28 Even a fool, when he holdeth his peace, is counted wise; and he that shutteth his lips is esteemed a man of understanding.

1. Verse 27 spoke about the reality. Truly wise men control their spirit and thus spare their words.

2. Verse 28 speaks about a perception. Even fools can APPEAR to be wise if they keep their mouths shut!

3. Onlookers will consider that man to be wise.

4. Prov.10:14—Normally, fools are FULL of words.

a. However, if they restrain their speech, they can give the IMPRESSION that they are wise.

b. In fact, it might be the beginning of wisdom for them… to stop talking and start listening.

c. When a fool holds his tongue—others will think him to be wise.

5. Prov. 29:11 – Usually, a fool uttereth all his mind: but a wise man keepeth it in till afterwards.
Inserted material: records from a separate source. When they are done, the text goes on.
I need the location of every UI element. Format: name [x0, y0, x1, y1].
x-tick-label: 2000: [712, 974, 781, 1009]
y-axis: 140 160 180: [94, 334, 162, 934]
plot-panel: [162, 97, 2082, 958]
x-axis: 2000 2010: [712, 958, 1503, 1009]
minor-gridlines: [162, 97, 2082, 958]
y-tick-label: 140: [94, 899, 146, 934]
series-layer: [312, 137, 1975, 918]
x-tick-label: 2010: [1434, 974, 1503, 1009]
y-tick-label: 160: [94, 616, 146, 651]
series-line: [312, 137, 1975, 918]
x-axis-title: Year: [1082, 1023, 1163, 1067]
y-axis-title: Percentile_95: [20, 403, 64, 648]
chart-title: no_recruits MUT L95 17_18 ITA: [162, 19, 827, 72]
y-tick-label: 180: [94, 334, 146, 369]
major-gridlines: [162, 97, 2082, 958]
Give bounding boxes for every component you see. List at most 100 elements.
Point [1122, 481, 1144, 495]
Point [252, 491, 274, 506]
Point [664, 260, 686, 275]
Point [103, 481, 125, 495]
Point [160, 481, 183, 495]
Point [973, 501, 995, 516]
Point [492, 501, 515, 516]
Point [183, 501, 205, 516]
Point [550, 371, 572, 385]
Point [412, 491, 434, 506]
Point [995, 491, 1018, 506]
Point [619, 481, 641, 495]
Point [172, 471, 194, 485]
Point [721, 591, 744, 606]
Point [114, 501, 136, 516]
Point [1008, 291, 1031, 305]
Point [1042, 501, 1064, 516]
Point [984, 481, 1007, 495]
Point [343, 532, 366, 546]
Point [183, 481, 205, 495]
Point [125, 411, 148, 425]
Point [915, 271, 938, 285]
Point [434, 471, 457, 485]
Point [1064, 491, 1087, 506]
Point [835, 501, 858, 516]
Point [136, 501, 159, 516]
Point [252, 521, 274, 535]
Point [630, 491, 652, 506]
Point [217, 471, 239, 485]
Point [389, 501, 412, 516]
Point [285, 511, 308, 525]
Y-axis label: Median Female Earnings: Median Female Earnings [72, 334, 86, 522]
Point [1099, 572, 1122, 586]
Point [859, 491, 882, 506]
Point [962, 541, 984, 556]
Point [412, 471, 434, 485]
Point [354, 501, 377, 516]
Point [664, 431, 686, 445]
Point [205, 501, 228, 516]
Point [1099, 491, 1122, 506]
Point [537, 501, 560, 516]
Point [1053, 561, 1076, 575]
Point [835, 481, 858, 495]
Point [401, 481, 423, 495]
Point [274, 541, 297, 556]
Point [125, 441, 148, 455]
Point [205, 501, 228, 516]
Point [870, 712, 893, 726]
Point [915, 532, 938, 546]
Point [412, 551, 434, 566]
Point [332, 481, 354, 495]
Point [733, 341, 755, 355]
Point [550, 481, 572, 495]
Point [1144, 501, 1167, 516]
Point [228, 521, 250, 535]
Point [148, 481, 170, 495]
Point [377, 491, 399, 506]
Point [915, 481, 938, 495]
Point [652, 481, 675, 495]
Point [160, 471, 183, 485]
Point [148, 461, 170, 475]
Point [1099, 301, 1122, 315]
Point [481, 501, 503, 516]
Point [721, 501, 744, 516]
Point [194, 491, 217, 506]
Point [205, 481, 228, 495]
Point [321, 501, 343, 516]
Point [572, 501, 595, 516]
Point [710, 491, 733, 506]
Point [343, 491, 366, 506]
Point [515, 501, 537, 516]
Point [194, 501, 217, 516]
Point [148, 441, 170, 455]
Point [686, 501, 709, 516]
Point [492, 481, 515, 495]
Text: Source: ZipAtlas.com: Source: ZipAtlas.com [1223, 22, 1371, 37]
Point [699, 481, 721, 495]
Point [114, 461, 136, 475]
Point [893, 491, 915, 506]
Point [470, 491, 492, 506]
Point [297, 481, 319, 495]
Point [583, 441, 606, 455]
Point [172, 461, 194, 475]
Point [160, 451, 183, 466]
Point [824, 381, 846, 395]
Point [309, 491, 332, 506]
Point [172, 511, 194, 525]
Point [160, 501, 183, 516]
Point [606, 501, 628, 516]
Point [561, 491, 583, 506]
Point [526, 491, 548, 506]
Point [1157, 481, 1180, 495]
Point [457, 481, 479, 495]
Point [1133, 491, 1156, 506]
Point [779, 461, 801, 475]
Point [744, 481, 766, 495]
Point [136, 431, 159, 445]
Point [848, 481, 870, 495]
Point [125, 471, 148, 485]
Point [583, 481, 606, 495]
a. But when a foolish man chooses to NOT blurt out whatever is on his mind, he appears to be wise…

b. His behavior is much like that of a wise man.

6. Example: Try to envision a convention of the world’s ten leading microbiologists.

a. They have assembled together in one of the large, walnut paneled conference rooms in the inner sanctuary of MIT.

b. The men have never met before, but have convened to discuss potential benefits to mankind of a recent breakthrough in their field.

c. And one of the seats is occupied by a man who never finished third grade… and who knows nothing about microbiology.

d. He was told to sit quietly and stroke his beard throughout the discussion.

e. You could not distinguish between those men UNTIL the uneducated man opened his mouth.

7. There are lots of good applications from this truth.

a. If you don’t know what you’re talking about—then don’t say anything! There’s nothing wrong with being ignorant. But there is something wrong with being FOOLISH—and saying foolish things. You’re better off being quiet and letting others speak.

b. It is great wisdom to know when and where to speak… and when and where to be silent.